What Is The Best Dinghy For Your Boat: An Inflatable Or Rigid Tender?

Cruising sailors will need a dinghy to get people and supplies from the mother ship to shore and to perform maintenance on their yachts. Here's a look at inflatable vs. rigid dinghies and yacht tenders.

Most people start their recreational sailing careers with small boats that can be easily beached or hauled out of the water on a trailer at the boat ramp. If your love of sailing leads you to move up to a bigger boat, however, you will need a small boat known as a "dinghy" or "yacht tender" to get between the mother ship and the shore. Most cruising sized boats have deep keels and cannot approach too close to land other than at deepwater docks. Even if you cruise in a shallow draft catamaran or a yacht with a retractable centerboard keel, you still need a dinghy. On any cruise there will be times that you'll want or need to anchor far from the beach, and a dinghy is an invaluable safety and maintenance aid on any yacht. You can use it to set extra anchors, to float around the hull of your yacht for the purpose of cleaning the topsides and the waterline, and of course, for its main purpose of ferrying people and supplies to and from shore.

Modern dinghies are available in two types: inflatable or rigid. Each has its advantages and disadvantages, and the proponents of each type swear by them. Inflatable dinghies are sometimes called "Zodiacs," as this is the trademark name of a well-known manufacturer responsible for introducing these boats to the market. Rigid dinghies are built of wood or fiberglass, and are available from manufacturers or custom builders, or can be homebuilt by the user.

Inflatable dinghies have greatly improved in recent years and many are serious boats that can carry big motors and handle rough conditions. The biggest of these are only suitable for tenders on large yachts equipped with lifting davits to make them easy to carry and launch. The chief advantage of an inflatable dinghy is on the smaller cruising boat where space is at a premium. The inflatable can be rolled up and stored in a locker or on a small part of the deck during a passage and then inflated when you arrive at an anchorage and want to explore ashore. One disadvantage of an inflatable is that they don't tow very well, so if your cruising involves lots of short hops from one anchorage to the other, you will have to deflate and stow the dinghy or drag it behind with a resulting loss of boat speed because of its resistance in the water. Inflatable dinghies are quite expensive if you get one of good quality, and even the best ones will only last a few years when subjected to the rugged demands of everyday use in cruising. The cheap ones are so lacking in durability that they are not worth considering. Another disadvantage of inflatable boats is that they do not row well at all, so you will have to carry an outboard and its fuel to power the dinghy. On the plus side, however, inflatables can carry a lot of weight in people and gear, and with a good motor can cover a lot of ground if you want to explore far and wide from your anchorage.

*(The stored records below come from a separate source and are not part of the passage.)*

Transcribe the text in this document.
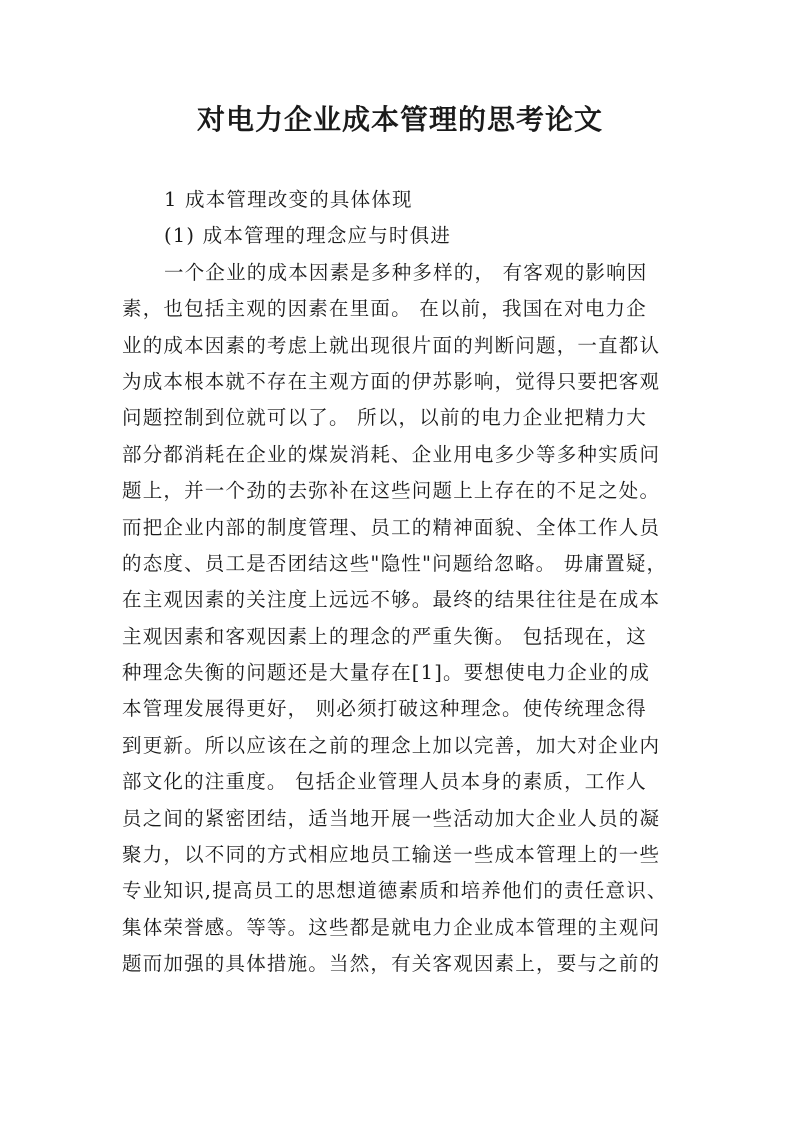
对电力企业成本管理的思考论文
1 成本管理改变的具体体现
(1) 成本管理的理念应与时俱进
一个企业的成本因素是多种多样的， 有客观的影响因
素，也包括主观的因素在里面。 在以前，我国在对电力企
业的成本因素的考虑上就出现很片面的判断问题，一直都认
为成本根本就不存在主观方面的伊苏影响，觉得只要把客观
问题控制到位就可以了。 所以，以前的电力企业把精力大
部分都消耗在企业的煤炭消耗、企业用电多少等多种实质问
题上，并一个劲的去弥补在这些问题上上存在的不足之处。
而把企业内部的制度管理、员工的精神面貌、全体工作人员
的态度、员工是否团结这些"隐性"问题给忽略。 毋庸置疑，
在主观因素的关注度上远远不够。最终的结果往往是在成本
主观因素和客观因素上的理念的严重失衡。 包括现在，这
种理念失衡的问题还是大量存在[1]。要想使电力企业的成
本管理发展得更好， 则必须打破这种理念。使传统理念得
到更新。所以应该在之前的理念上加以完善，加大对企业内
部文化的注重度。 包括企业管理人员本身的素质，工作人
员之间的紧密团结，适当地开展一些活动加大企业人员的凝
聚力，以不同的方式相应地员工输送一些成本管理上的一些
专业知识,提高员工的思想道德素质和培养他们的责任意识、
集体荣誉感。等等。这些都是就电力企业成本管理的主观问
题而加强的具体措施。当然，有关客观因素上，要与之前的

Rigid dinghies are in most cases a whole lot cheaper than inflatables. You can buy a molded one made of plastic or fiberglass, or build your own of marine plywood or cedar strips. Wooden rigid dinghies are lighter in weight than the fiberglass or plastic varieties, so they are worth considering even if you don't have the skills to build one and must hire a boat builder to do it for you. There are many advantages to a rigid dinghy on a cruising yacht. Durability is a major plus, as rigid dinghies can be dragged over rocky beaches without fear of a puncture and do not break down from exposure to sunlight over time. You can safely carry sharp objects like anchors and spear guns in a rigid dinghy and the only maintenance it will likely need is new paint or varnish. The disadvantage of rigid dinghies is that they require more room to stow and some smaller yachts will not have the deck space for one. Although it's best to bring the dinghy aboard and lash it upside down on the deck for a sailing passage, rigid dinghies can be towed much easier than inflatables. Most present little resistance to the water and you will scarcely notice any difference in your sailing speed. Because of this lack of resistance to movement through the water, a well-designed rigid dinghy will be easy to row, so you can save the expense and weight of an outboard motor and its fuel and buy a good pair of oars. Rowing a dinghy is pleasant exercise and the simplicity of this arrangement has great appeal for serious cruisers visiting far-flung destinations.

Ultimately the type of dinghy that is best for you is dependant upon your own preferences and the type of yacht you have and how you will be using it. Some people try each type of dinghy for a period of time before settling on the one that's best for them. Use the above guidelines to weigh the advantages and disadvantages of each type and decide for yourself based on your own personality and preferences.